File Operations in Perl¶

Table of Contents¶

Opening and Closing Files
File Operations

File Functions¶

Opening Files¶

You can open files with the open function:

open my $fh, '<', 'file.txt' or die $!;

open: Builtin perl function to open a file.
- my $fh: Defines $fh as a file handle. Like a pointer to the opened file.
  - The my keyword makes it lexically scoped (only available in that block)
- '<': Open in read-only mode.
  - <: Read
  - >: Write (truncate/overwrite)
  - +<: Read and Write
  - >>: Append
  - -|: Open a filehandle to read from an Input Stream (for use with shell commands)
  - |-: Open a filehandle to write to an Output Stream (for use with shell commands)
- 'file.txt': The file to open
- or die $!;: If open fails, this will terminate the script and print the system error msg from $!.

Closing Files¶

Close files with the close function, passing the file handle as an argument:

close $fh;

Always close files when you're done with them! It's a good practice to free up system resources.

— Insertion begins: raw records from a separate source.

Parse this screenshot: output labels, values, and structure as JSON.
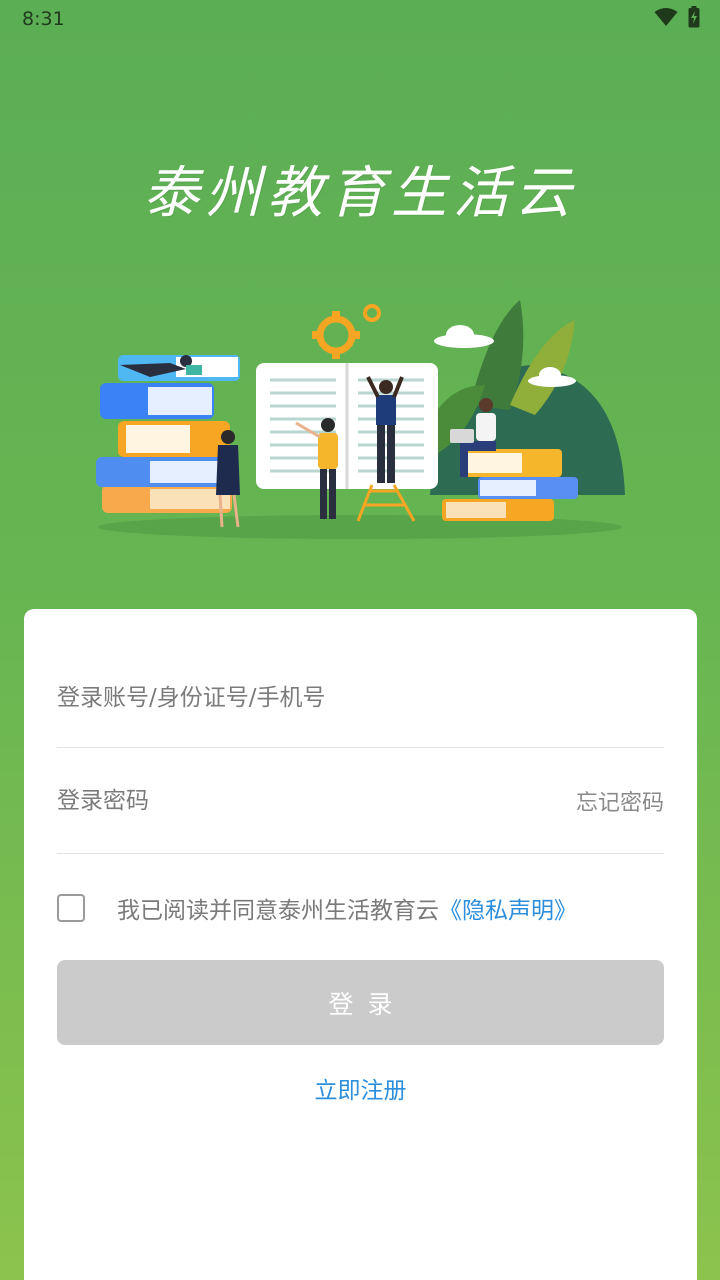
{
  "status_bar": {
    "time": "8:31",
    "icons": [
      "wifi-icon",
      "battery-charging-icon"
    ]
  },
  "app_title": "泰州教育生活云",
  "form": {
    "account_placeholder": "登录账号/身份证号/手机号",
    "password_placeholder": "登录密码",
    "forgot_password": "忘记密码",
    "agreement_text": "我已阅读并同意泰州生活教育云",
    "privacy_link": "《隐私声明》",
    "agreement_checked": false,
    "login_button": "登录",
    "register_link": "立即注册"
  },
  "colors": {
    "background_top": "#5cae55",
    "background_bottom": "#8cc34d",
    "link": "#2d8fdc",
    "button_disabled": "#cbcbcb"
  }
}
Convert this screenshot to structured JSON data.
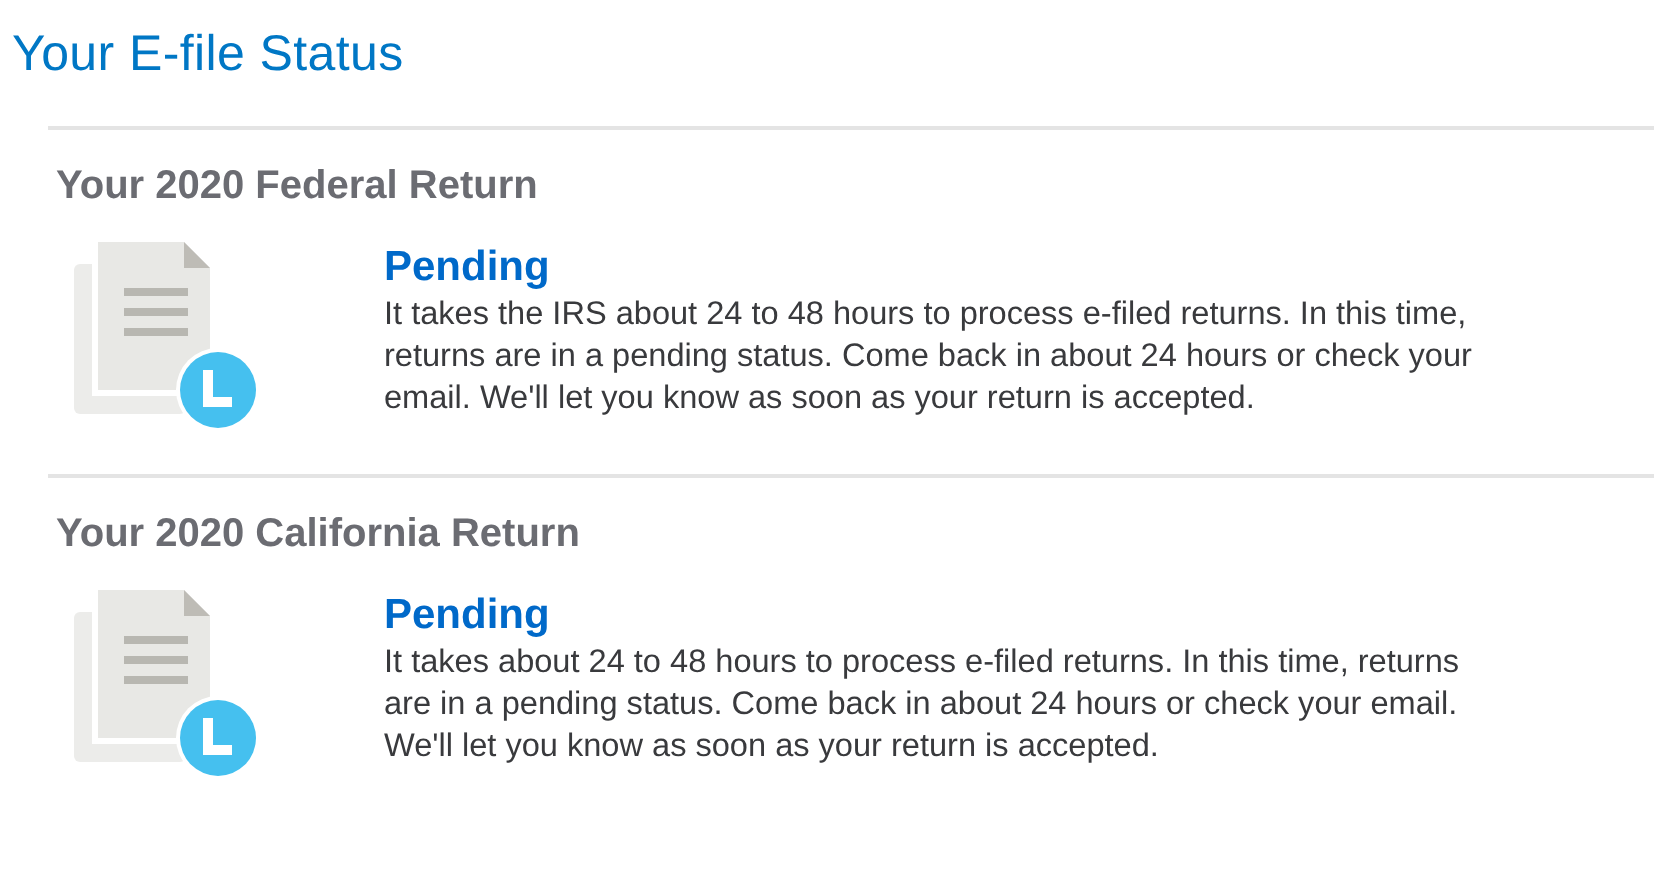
{
  "title": "Your E-file Status",
  "returns": [
    {
      "heading": "Your 2020 Federal Return",
      "status": "Pending",
      "message": "It takes the IRS about 24 to 48 hours to process e-filed returns. In this time, returns are in a pending status. Come back in about 24 hours or check your email. We'll let you know as soon as your return is accepted."
    },
    {
      "heading": "Your 2020 California Return",
      "status": "Pending",
      "message": "It takes about 24 to 48 hours to process e-filed returns. In this time, returns are in a pending status. Come back in about 24 hours or check your email. We'll let you know as soon as your return is accepted."
    }
  ]
}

If you forget to close, Perl may close it automatically when the script ends. But, in long-term running scripts, not closing the file can cause file descriptor leaks.

Reading from Files (Diamond Operator)¶

When you have opened a file and assigned a file handle, you can read from the file using the diamond operator (<>).

You can use while (<$fh>) to loop over the lines of the file:

open my $fh, '<', 'file.txt' or die $!;
while (<$fh>) {
    print "$_";
}
close $fh;

This is the idiomatic way to loop over a file's lines.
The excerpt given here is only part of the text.